Selon les informations des organes de presse européens au-dessus de tout soupçon de fantaisie, à l’instar d’Eurosport cité par Gabonenervant.blogspot.com et Gabonpress.wordpress.com, «personne parmi les diffuseurs français, principaux pourvoyeurs des revenus de la LFP ne s’était montré preneur de ce match de gala pour l’année 2013, car les précédentes éditions s’étaient soldées par des échecs financiers dus au manque d’intérêt des téléspectateurs. L’édition de Tunis n’avait été suivie que par 2,5 millions de téléspectateurs, ce qui est une broutille. C’est ainsi qu’étant propriétaires du PSG, l’une des deux équipes engagées pour ce match, les Qatari se sont proposés de reprendre la compétition à un prix majoré de seulement 25% de ce que la LFP aurait dépensé».
Mais surtout, «au-delà de l’image que les gouverneurs cherchent à vendre à tous les coups à travers l’organisation des évènements de divertissements sportifs ou culturels aussi coûteux que le trophée des champions, le Libreville moto show pour ne ce citer que ces cas d’exemple, il est prédominant pour le président Ali Bongo Ondimba et son gouvernement de nous dire où se situent leurs priorités pour les Gabonais», a exigé un citoyen ayant requis l’anonymat lors du même micro-trottoir.
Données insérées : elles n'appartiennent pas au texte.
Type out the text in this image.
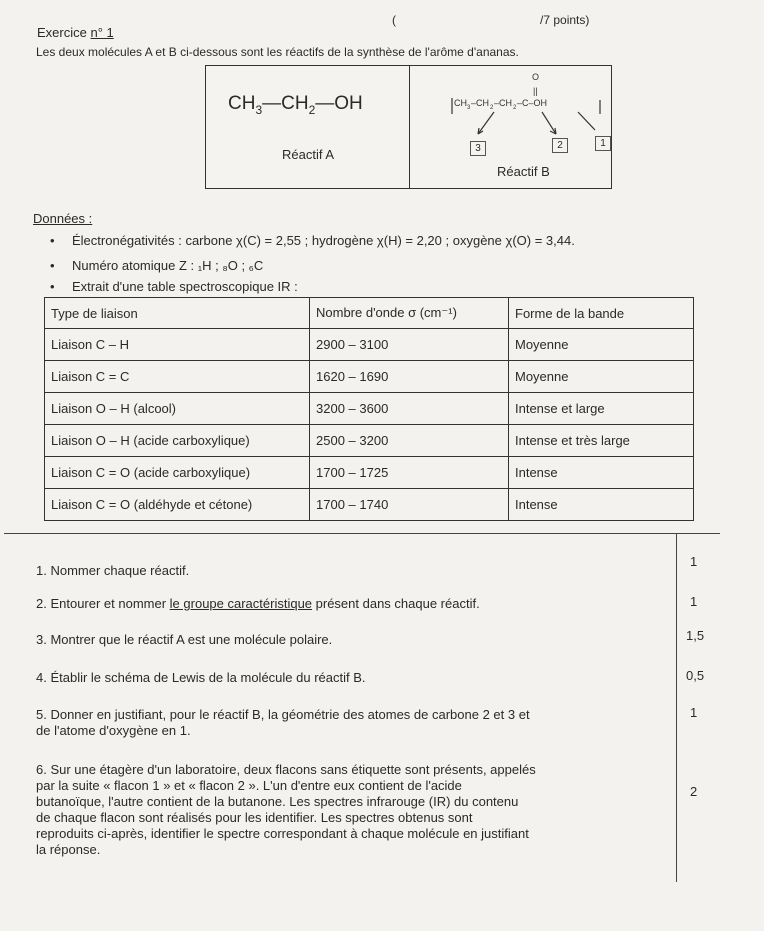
Exercice n° 1
(	/7 points)
Les deux molécules A et B ci-dessous sont les réactifs de la synthèse de l'arôme d'ananas.
$CH_3—CH_2—OH$
Réactif A
CH 3 –CH 2 –CH 2 –C–OH
O
||
3	2	1
Réactif B
Données :
• Électronégativités : carbone χ(C) = 2,55 ; hydrogène χ(H) = 2,20 ; oxygène χ(O) = 3,44.
• Numéro atomique Z : ₁H ; ₈O ; ₆C
• Extrait d'une table spectroscopique IR :
Type de liaison	Nombre d'onde σ (cm⁻¹)	Forme de la bande
Liaison C – H	2900 – 3100	Moyenne
Liaison C = C	1620 – 1690	Moyenne
Liaison O – H (alcool)	3200 – 3600	Intense et large
Liaison O – H (acide carboxylique)	2500 – 3200	Intense et très large
Liaison C = O (acide carboxylique)	1700 – 1725	Intense
Liaison C = O (aldéhyde et cétone)	1700 – 1740	Intense
1. Nommer chaque réactif.
1
2. Entourer et nommer le groupe caractéristique présent dans chaque réactif.	1
3. Montrer que le réactif A est une molécule polaire.	1,5
4. Établir le schéma de Lewis de la molécule du réactif B.	0,5
5. Donner en justifiant, pour le réactif B, la géométrie des atomes de carbone 2 et 3 et
de l'atome d'oxygène en 1.
1
6. Sur une étagère d'un laboratoire, deux flacons sans étiquette sont présents, appelés
par la suite « flacon 1 » et « flacon 2 ». L'un d'entre eux contient de l'acide
butanoïque, l'autre contient de la butanone. Les spectres infrarouge (IR) du contenu
de chaque flacon sont réalisés pour les identifier. Les spectres obtenus sont
reproduits ci-après, identifier le spectre correspondant à chaque molécule en justifiant
la réponse.
2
Qu’en est-il véritablement des bénéfices escomptés ? Pour Jean-Louis Triaud et son homologue parisien Nasser Al-Khelaïfi, absent au Gabon pour la rencontre, il est évident que le Trophée des champions n’est pas une mauvaise affaire financièrement. L’on affirme déjà que l’argent des recettes sera en effet reversé au Paris Saint-Germain et à Bordeaux. Mais un mystère demeure : celui relatif à la prise en charge du déplacement. Si aucune information n’a été transmise sur la contribution, ou non, de l’Etat gabonais sur ce point, le pays hôte aurait financé la rencontre à hauteur de 800 000 euros, soit 524 millions de francs CFA, selon BFM TV. L’achat des droits de diffusion télévisuelle par la chaîne «BeIn Sport» du Trophée des champion depuis le Stade de l’Amitié sino-gabonaise aurait quant à lui été évalué à 500 000 euros, soit 327,5 millions de francs CFA. Avec de telles retombées, il semble évident que la LFP de Frédéric Thiriez, grand respectueux des valeurs africaines, ne sortira pas perdante de cette édition 2013 du Trophée des champions. Et le Gabon, lui gagnerait peut-être en estime au niveau international.
«Doit-on penser qu’Ali Bongo considère que seule la jouissance constitue l’essentiel de l’identité culturel du gabonais? Comment ne pourrait-on pas répondre par l’affirmative, quand on observe que le football de gala a une priorité absolue sur la santé ou l’éducation?», s’interroge Citoyen Libre Gabon, un Internaute gabonais bien connu et très actif sur le groupe de discussion Infos kinguélé.